Self-harm

Self-harm

Self-harm

Self-harm describes a wide range of things that people do to themselves in a deliberate and usually hidden way. In the vast majority of cases self-harm remains a secretive behaviour that can go on for a long time without being discovered.

The National Registry of Deliberate Self-Harm indicates that in 2013 there were 11,061 presentations to hospital due to deliberate self-harm. International evidence confirms the presence of mental health issues; particularly depression and anxiety and also co-morbidity with drugs and alcohol are factors which significantly increase the risk of suicidal behaviour amongst individuals.

Self-harm can involve:

  • cutting
  • burning
  • scalding
  • hitting or scratching
  • breaking bones
  • hair pulling
  • swallowing toxic substances or objects.

Although some very young children and some adults are known to self-harm and it often continues from childhood into adulthood, the majority of people who self-harm are aged between 11 and 25 years.

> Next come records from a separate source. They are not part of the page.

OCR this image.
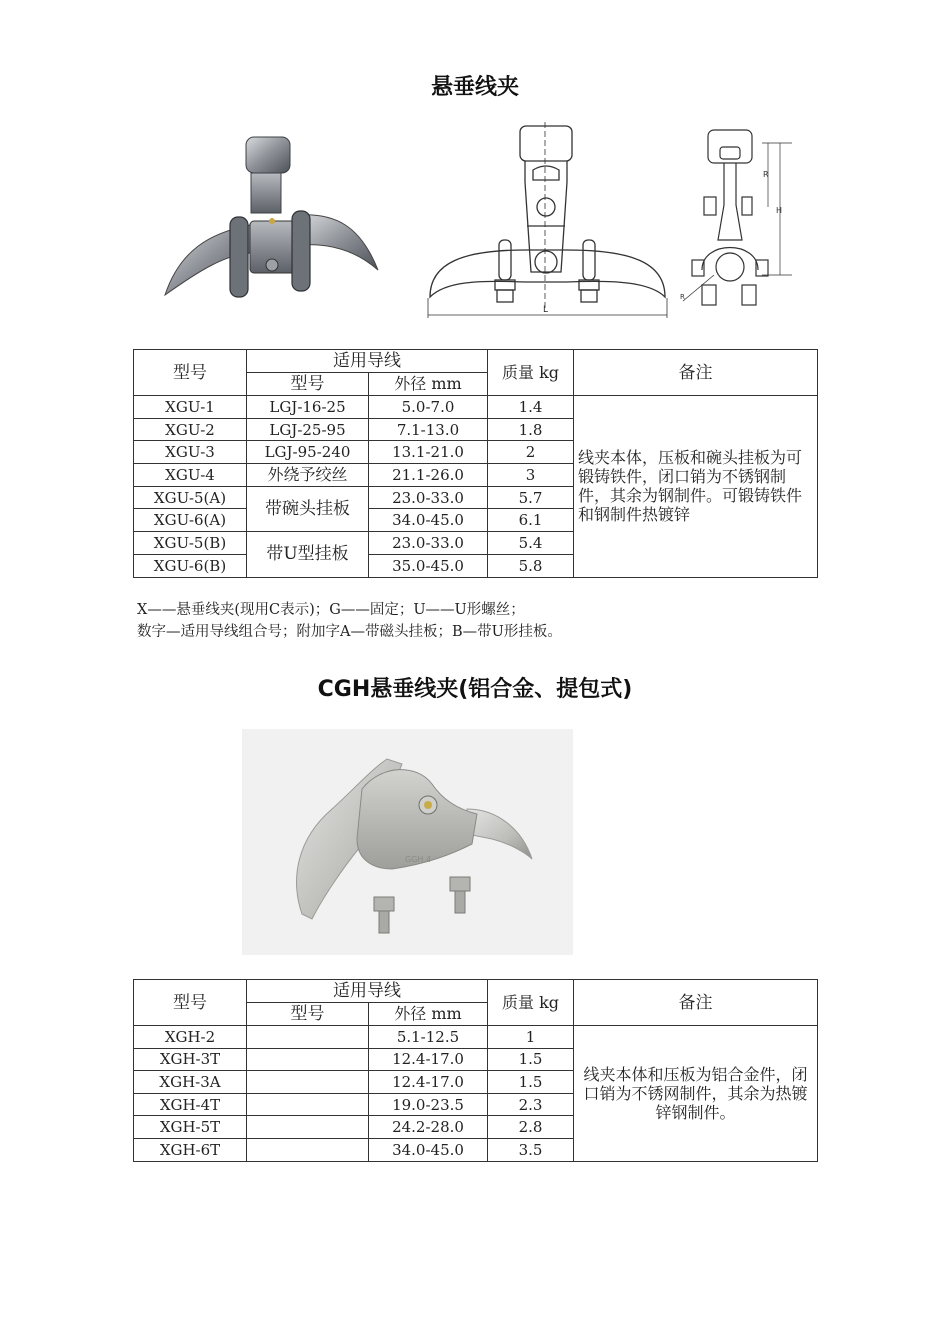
悬垂线夹
L
R
H
R
型号	适用导线		质量 kg	备注
	型号	外径 mm		
XGU-1	LGJ-16-25	5.0-7.0	1.4	线夹本体，压板和碗头挂板为可锻铸铁件，闭口销为不锈钢制件，其余为钢制件。可锻铸铁件和钢制件热镀锌
XGU-2	LGJ-25-95	7.1-13.0	1.8	
XGU-3	LGJ-95-240	13.1-21.0	2	
XGU-4	外绕予绞丝	21.1-26.0	3	
XGU-5(A)	带碗头挂板	23.0-33.0	5.7	
XGU-6(A)		34.0-45.0	6.1	
XGU-5(B)	带U型挂板	23.0-33.0	5.4	
XGU-6(B)		35.0-45.0	5.8	
X——悬垂线夹(现用C表示)；G——固定；U——U形螺丝；
数字—适用导线组合号；附加字A—带磁头挂板；B—带U形挂板。
CGH悬垂线夹(铝合金、提包式)
GGH 4
型号	适用导线		质量 kg	备注
	型号	外径 mm		
XGH-2		5.1-12.5	1	线夹本体和压板为铝合金件，闭口销为不锈网制件，其余为热镀锌钢制件。
XGH-3T		12.4-17.0	1.5	
XGH-3A		12.4-17.0	1.5	
XGH-4T		19.0-23.5	2.3	
XGH-5T		24.2-28.0	2.8	
XGH-6T		34.0-45.0	3.5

Why do young people self-harm?

Self-harm is a symptom of underlying mental or emotional distress. Young people who self-harm mainly do so because they find it helps relieve distressing feelings and helps them cope with problems in their lives. It is rarely about trying to end their life.

A wide range of factors may be involved. Very often there are multiple triggers, or daily stresses, rather than one significant change or event. Factors can include:

  • feeling isolated
  • academic pressures
  • suicide or self-harm by someone close to the young person
  • family problems, including parental separation or divorce
  • being bullied
  • low self-esteem.

But self-harm is not a good way of dealing with such problems. It provides only temporary relief and does not deal with the underlying issues.

How common is self-harm among young people?

There is relatively little research evidence about the prevalence of self-harm among young people. Hospital records show only part of the picture. The majority of young people who self-harm will either not harm themselves in a way that needs medical treatment or they will deal with it themselves.

Can self-harm among young people be prevented?

There are ways to prevent self-harm among young people. Anti-bullying strategies and whole-school approaches designed to improve the general mental health and well-being of young people appear to have a positive effect, though there is no specific evidence as yet on their impact on self-harm.

Evidence from young people themselves suggests that social isolation – and believing that they are the only one that has self-harmed – can be a key factor in self-harm for some. It is likely that better information for young people about self-harm would increase their understanding and might help reduce or prevent self-harm. Similarly, better awareness and understanding among parents, teachers and others who come into contact with young people is also likely to have a positive impact.

There is stronger evidence – mostly direct from young people – that finding ways to distract from, or alternatives to, self-harm can be very important for many young people. Distraction techniques that are reported as being effective for some young people include using a red pen to mark rather than cutting, rubbing with ice, hitting a punch bag or flicking elastic bands on the wrist.

Conclusion

Self-harm among young people is a serious public health challenge. There is a need for much better data about prevalence. There is also a need for better awareness and understanding of self-harm and its underlying causes both among young people themselves and those who come into contact with them. Stronger and clearer evidence about what might prevent self-harm and about effective responses to self-harm among young people is also needed.